Psychology says looking back at your younger self isn't just nostalgic; a Cornell study found the exercise reduced depression symptoms in young adults
A Cornell University study reveals that journaling about past selves can significantly reduce depressive symptoms in young adults. By reflecting on childhood, adolescence, and college, participants felt more connected to their identity and experie...

The paper reports a three-phase design: first, 242 emerging adults completed baseline measures of derailment, self-continuity, and depressive symptoms; then 112 eligible participants were randomized to a derailment-focused journaling exercise or a neutral reflective-writing control. Over the two-week intervention, the journaling group answered five prompts about childhood, middle school, high school, college, and their desired future, and the gains were still evident two months later.
A US-focused reason to care
This is not theoretical. Rates of depression have been rising among American adults under 30 for years. According to Gallup's tracking of U.S. depression rates, 28% of U.S. adults ages 18 to 29 are reportedly depressed in 2026, compared with 13% in 2017, and more than any other age cohort today.
According to Gallup's tracking of U.S. depression rates, 28% of U.S. adults ages 18 to 29 were depressed in 2026, more than the 13% of that age group who were depressed in 2017, and more than any other age cohort today. Therapy waitlists are long, insurance is a pain, and a lot of 20-somethings just want something they can try on their own in the meantime. That’s the gap this study is talking about.
What the researchers actually did
Researchers split the participants into two groups. The control group journaled about mundane things, like going to the grocery store. The experimental group spent two weeks responding to five prompts about their motivations, passions, and goals at various stages of life, from early childhood to college to their desired future, and how each stage influenced their current path.
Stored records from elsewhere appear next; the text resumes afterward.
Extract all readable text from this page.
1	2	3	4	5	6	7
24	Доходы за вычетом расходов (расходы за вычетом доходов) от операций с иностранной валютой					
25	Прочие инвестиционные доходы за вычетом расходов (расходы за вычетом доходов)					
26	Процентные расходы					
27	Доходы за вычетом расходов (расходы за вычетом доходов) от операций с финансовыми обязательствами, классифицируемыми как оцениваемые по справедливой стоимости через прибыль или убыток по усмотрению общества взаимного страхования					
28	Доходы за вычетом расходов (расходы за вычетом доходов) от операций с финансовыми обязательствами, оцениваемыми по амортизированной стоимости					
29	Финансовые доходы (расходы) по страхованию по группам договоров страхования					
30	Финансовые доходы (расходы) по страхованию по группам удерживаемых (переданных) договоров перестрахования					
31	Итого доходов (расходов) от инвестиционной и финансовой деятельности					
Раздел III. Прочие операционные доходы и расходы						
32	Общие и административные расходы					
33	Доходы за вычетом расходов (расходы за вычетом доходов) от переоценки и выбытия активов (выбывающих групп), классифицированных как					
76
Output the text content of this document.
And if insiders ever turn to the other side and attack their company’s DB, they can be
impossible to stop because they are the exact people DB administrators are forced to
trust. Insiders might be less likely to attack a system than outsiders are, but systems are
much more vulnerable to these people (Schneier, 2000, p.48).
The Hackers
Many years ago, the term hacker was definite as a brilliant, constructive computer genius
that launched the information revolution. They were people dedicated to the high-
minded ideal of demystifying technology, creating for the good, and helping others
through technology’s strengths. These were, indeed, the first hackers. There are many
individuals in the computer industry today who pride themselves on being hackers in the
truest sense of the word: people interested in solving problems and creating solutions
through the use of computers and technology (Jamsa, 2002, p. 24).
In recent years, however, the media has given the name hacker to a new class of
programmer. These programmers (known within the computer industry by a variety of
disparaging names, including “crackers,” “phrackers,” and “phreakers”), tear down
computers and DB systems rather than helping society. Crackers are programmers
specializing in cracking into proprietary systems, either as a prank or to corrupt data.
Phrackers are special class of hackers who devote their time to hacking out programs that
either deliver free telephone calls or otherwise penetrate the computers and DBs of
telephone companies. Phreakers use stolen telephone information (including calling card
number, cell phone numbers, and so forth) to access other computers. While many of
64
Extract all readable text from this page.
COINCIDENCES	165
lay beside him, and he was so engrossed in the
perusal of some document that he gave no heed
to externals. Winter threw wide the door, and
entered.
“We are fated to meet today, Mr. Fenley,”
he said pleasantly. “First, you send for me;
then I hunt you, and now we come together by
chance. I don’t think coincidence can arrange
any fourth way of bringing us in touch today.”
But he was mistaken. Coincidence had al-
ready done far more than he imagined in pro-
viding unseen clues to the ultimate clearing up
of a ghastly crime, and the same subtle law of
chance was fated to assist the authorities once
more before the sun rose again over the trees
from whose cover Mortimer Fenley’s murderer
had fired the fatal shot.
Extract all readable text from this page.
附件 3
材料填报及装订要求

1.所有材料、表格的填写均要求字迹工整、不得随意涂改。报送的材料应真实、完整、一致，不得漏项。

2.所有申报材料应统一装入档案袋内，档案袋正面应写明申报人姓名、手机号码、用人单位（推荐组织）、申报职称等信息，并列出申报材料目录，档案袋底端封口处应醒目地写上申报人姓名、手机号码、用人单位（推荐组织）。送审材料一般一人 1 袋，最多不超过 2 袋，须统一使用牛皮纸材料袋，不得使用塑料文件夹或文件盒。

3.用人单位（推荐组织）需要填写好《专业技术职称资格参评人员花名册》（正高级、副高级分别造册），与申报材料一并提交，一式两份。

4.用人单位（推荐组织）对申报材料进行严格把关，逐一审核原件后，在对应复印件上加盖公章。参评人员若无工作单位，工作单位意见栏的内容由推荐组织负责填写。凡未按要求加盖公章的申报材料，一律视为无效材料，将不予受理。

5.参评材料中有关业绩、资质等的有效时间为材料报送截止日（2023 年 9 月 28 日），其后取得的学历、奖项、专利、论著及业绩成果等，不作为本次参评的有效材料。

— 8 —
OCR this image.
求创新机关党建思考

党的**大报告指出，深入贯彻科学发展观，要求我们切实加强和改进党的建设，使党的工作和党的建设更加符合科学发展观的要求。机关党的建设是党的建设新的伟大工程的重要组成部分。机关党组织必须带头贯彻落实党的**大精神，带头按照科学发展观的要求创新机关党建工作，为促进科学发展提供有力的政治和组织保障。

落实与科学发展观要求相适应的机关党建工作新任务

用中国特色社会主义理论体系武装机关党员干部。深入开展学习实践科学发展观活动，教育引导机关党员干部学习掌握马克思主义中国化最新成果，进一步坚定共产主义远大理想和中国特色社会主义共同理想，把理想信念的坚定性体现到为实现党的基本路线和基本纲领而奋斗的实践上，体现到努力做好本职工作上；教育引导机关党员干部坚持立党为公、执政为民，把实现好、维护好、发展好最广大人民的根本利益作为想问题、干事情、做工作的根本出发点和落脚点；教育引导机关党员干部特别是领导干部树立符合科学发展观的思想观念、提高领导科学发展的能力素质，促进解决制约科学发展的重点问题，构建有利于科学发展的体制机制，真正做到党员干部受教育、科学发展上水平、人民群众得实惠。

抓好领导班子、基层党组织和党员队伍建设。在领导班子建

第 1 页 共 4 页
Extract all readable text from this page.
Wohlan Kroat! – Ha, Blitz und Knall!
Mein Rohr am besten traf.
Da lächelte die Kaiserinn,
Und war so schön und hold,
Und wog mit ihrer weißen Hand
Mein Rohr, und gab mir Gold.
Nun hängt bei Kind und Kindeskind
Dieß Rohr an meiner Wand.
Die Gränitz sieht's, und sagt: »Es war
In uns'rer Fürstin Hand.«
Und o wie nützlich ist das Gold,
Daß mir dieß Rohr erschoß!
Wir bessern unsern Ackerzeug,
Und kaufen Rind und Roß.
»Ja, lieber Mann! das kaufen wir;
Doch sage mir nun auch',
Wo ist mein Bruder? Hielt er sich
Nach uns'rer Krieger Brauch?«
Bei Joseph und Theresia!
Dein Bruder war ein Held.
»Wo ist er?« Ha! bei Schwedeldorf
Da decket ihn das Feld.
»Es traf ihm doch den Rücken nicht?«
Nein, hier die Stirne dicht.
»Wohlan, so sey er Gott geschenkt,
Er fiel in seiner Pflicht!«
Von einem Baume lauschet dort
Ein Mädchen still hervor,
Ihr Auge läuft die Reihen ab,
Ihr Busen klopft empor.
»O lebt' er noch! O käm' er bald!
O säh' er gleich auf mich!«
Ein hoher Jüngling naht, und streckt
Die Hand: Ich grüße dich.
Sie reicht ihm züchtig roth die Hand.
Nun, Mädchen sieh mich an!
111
They also recorded their identity at each stage in one word, such as “sapling,” “determined,” or “inquisitive,” and then reflected on those words together.

Why revisiting your story might help
The idea is based on previous research that suggests people who can tell a coherent story about their own life tend to be more psychologically robust than those whose story feels scattered. As Davis puts it: connecting yourself to yourself, across time, seems to be therapeutic in itself.
The Chronicle notes that the trial was not a tiny classroom exercise: nearly 260 people were screened online, 111 qualified with at least moderate symptoms, and half were assigned to a control condition that wrote about ordinary daily events instead. Participants in the intervention then wrote for two weeks about their motives, passions, and goals across five life stages, and the researchers say the biggest symptom drops came from those whose entries showed more reflective self-evaluation rather than brooding.
It also draws on decades of research into expressive writing. According to an American Psychological Association podcast interview with psychologist James Pennebaker, writing about emotionally meaningful experiences, often called the "Pennebaker paradigm," points to real, if modest, benefits to mental and physical health. The Cornell study adds something more specific: it’s not just writing that matters, but writing that connects your past, present, and future selves into one story.
In Pennebaker’s account, the classic expressive-writing paradigm asks people to write about emotionally significant experiences for several sessions, and the benefits tend to be modest rather than dramatic. The APA interview also emphasizes that the best outcomes usually come when writing is sustained and specific, which fits the Cornell team’s argument that the content of the story, not just the act of writing, is what matters here.

The researchers were careful not to overstate the case, and it is worth repeating this caution here. Nearly a quarter of the identity-journaling group made little or no improvement. As the team reviewed the entries, they found that the most successful participants wrote introspectively, weaving threads of positivity even from difficult chapters, such as a difficult college semester that became a period of self-discovery. The least benefited wrote shorter, negative entries, like a high school audition that left them feeling isolated, a pattern psychologists call “ruminative brooding.”
That distinction is important if you try this yourself. If looking back causes you to re-experience old wounds rather than understand them, this exercise might not be the right tool for you right now, and that's a sign to ease off rather than push through.
Where this fits into your mental health toolkit
This was one study, and the researchers say the exercise could be a supplement to therapy, not a replacement. It has not been tested in all populations or all types of depression. But for young adults already struggling with cost-of-living stress and limited access to affordable care, a free exercise with a measurable benefit two months later could be worth paying attention to.
If you want to give it a go, the concept is simple: write honestly about who you were at various times in your life, and how those versions of you connect to who you’re becoming. Pay attention to how it feels as you go, and ease off if it stirs up more than it settles.